Cross-country cycling is defined by the terrain on which it is performed. Cross-country courses and trails consist of a mix of rough forest paths, single or double tracks, smooth fire roads, and even paved paths connecting trails together. Cross-country trails are deemed "easy" or "intermediate" and rely more on physical prowess than technical ability.
Trail riding mountain bikes are typically ridden on mountain trails, fire roads, logging roads, and other unpaved trails. These types of terrain commonly include rocks, washouts, ruts, loose sand, loose gravel, roots, and steep slopes or ski runs, sometimes accessed using ski lifts.
Enduro and Downhill mountain biking (DH) - recreational holiday riding only not involving competitions or timed events (see Pro Adventure below) - (DH) is a genre of mountain biking practiced on steep, rough terrain that often features jumps, drops, rock gardens and other obstacles.
Enduro amateur mountain bike races where the downhills are timed, and the uphills are mandatory but not timed. Riders are timed in stages that are primarily downhill, with neutral "transfer" stages in between.
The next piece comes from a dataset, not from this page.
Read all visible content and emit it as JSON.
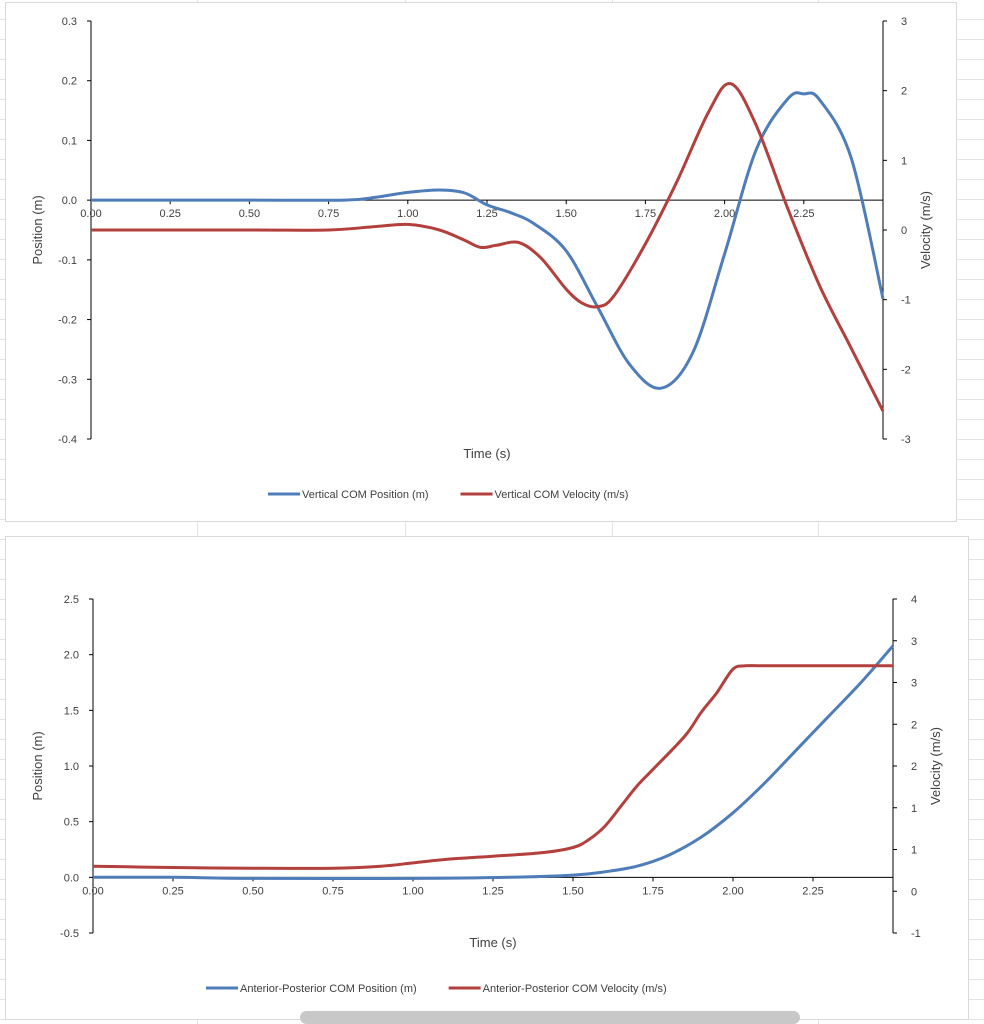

The transfer stages usually must be completed within a time-limit, but are not part of the accumulated time.
Downhill mountain biking (DH) amateur event mountain biking practiced on steep, rough terrain that often features jumps, drops, rock gardens and other obstacles.
Freeride is a discipline of mountain biking closely related to downhill mountain biking, dirt jumping and freestyle BMX. The focus is on tricks, style, and technical trail features.